Enhanced UPQC Control Scheme for Power Quality Improvement in Wave Energy Driven PMSG System

Introduction

This project proposes an enhanced control scheme for a Unified Power Quality Conditioner (UPQC) to improve power quality in wave energy conversion systems using Permanent Magnet Synchronous Generators (PMSG). The UPQC combines series and shunt compensators to mitigate voltage sags, swells, flicker, and harmonic distortions present in the grid due to wave energy intermittency.
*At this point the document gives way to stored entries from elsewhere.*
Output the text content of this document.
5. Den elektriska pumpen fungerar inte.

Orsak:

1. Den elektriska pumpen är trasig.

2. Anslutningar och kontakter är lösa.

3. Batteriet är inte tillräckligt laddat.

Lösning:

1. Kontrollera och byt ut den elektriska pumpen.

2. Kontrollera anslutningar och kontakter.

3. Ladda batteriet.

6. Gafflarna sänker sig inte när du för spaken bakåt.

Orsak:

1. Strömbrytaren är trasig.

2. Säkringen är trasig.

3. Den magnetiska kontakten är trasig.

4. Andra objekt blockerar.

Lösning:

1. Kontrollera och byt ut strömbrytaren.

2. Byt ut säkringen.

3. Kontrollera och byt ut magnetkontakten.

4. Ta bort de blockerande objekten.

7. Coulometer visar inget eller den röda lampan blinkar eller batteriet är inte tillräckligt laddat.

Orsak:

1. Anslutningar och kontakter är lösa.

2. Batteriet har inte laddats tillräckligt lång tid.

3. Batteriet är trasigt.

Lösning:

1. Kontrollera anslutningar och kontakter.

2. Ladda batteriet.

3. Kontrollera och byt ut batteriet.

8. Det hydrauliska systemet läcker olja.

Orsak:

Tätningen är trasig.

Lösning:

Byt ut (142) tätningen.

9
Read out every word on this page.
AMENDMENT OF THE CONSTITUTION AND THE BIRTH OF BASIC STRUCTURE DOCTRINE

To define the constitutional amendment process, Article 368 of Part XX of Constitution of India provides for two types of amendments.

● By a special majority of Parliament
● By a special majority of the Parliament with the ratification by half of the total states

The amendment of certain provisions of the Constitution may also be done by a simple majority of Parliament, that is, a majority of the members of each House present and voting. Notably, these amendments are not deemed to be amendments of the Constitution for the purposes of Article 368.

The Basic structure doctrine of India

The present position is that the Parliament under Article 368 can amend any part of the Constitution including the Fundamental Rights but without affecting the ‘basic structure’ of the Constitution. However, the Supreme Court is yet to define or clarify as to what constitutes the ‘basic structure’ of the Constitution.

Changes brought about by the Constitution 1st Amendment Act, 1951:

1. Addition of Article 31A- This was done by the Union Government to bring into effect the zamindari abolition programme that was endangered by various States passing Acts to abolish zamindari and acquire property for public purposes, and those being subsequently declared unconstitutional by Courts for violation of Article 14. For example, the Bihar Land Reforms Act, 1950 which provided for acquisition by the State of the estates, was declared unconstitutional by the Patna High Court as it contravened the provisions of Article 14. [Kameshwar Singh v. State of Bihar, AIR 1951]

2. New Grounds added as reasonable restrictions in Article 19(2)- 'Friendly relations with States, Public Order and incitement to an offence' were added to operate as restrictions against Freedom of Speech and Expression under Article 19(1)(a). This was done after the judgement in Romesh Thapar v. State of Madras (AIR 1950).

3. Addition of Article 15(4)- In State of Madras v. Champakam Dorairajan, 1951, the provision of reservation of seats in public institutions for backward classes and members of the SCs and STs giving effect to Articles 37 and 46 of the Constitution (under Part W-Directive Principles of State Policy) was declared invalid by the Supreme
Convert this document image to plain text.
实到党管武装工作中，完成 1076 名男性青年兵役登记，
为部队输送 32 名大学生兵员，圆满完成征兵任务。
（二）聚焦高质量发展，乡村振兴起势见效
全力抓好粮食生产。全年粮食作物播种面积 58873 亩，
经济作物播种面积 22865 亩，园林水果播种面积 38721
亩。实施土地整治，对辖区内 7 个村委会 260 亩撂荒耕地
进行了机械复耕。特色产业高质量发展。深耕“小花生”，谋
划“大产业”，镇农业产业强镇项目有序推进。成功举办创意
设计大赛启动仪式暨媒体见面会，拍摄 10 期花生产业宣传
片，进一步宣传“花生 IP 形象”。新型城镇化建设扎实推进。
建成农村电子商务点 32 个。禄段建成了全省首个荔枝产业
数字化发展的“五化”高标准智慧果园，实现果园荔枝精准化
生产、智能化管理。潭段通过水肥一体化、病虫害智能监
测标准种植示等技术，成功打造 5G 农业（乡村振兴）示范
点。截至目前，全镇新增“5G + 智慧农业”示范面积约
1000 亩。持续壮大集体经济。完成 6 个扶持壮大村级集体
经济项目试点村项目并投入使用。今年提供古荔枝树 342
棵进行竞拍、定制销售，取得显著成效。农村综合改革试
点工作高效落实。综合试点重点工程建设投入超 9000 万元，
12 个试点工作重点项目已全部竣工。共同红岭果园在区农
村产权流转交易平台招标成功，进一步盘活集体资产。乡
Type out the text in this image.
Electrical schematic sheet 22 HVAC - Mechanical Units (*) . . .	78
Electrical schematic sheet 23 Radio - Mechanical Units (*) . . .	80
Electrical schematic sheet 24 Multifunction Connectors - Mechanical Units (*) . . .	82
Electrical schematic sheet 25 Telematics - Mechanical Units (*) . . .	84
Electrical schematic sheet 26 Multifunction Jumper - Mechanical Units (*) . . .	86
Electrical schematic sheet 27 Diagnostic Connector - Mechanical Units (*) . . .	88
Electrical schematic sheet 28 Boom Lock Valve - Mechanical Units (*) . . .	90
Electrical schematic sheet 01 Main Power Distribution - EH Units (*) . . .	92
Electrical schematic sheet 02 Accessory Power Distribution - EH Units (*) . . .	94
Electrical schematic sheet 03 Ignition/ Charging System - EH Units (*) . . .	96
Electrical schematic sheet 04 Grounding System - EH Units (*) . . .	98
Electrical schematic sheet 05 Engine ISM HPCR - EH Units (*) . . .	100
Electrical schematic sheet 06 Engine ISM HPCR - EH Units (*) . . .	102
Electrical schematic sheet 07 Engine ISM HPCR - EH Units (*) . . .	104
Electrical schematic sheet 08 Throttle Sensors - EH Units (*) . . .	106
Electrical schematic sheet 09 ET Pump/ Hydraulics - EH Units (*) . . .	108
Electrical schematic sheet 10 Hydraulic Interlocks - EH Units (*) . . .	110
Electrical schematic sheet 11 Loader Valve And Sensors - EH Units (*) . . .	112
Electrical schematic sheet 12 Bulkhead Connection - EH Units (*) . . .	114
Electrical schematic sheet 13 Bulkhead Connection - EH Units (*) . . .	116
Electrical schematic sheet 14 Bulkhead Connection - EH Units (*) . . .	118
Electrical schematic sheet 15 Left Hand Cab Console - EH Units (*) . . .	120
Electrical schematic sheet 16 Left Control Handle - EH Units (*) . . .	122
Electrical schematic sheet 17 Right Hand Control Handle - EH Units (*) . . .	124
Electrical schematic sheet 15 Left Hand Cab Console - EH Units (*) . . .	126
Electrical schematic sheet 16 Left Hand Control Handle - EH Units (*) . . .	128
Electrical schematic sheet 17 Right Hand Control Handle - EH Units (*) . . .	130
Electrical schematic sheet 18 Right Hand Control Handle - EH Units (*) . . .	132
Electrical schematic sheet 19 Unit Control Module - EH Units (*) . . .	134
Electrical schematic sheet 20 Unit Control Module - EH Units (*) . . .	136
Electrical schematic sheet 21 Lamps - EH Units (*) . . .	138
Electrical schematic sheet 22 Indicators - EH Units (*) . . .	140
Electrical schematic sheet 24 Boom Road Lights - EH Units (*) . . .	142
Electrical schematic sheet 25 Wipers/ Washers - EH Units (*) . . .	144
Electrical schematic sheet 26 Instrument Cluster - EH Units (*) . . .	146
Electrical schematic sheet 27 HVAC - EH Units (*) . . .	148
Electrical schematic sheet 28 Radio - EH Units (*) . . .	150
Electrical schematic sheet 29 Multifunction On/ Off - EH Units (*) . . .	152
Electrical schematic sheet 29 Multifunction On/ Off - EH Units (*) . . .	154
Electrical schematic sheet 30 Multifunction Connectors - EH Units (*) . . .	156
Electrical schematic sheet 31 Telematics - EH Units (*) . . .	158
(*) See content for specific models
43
The enhanced control algorithm optimizes compensator performance, ensuring stable voltage and current waveforms, improved reactive power compensation, and reduced power quality disturbances.

Objectives

• To design a UPQC control strategy improved for the dynamic conditions of wave energy-driven PMSG systems.
• To mitigate voltage quality issues including sags, swells, and harmonic distortions.
• To maintain stable voltage and current profiles under varying wave energy generation.
• To validate the control scheme through simulation and experimental hardware implementation.

Methodologies

• Modeling of wave energy-driven PMSG system integrated with UPQC.
• Development of advanced control algorithms for series and shunt compensators addressing power quality disturbances.
• Simulation using MATLAB/Simulink to evaluate voltage/current waveform improvements under diverse operating conditions.
• Laboratory scale prototype construction and testing to assess real-time performance.
• Comparative analysis with conventional UPQC control methods.

Expected Outcomes

• Significant reduction in voltage flicker, unbalanced voltages, and harmonic distortion in wave energy systems.
• Enhanced reactive power compensation and load balancing capabilities.
• Improved reliability and stability of wave energy power delivery to the grid.
• Demonstrated control strategy applicability in real-time hardware.

Applications

• Wave energy conversion systems interfaced with power grids.
• Renewable energy sources requiring power quality conditioning.
• Smart grid technologies with high penetration of fluctuating renewable sources.
• Hybrid renewable power systems integrating wave, wind, and solar energy.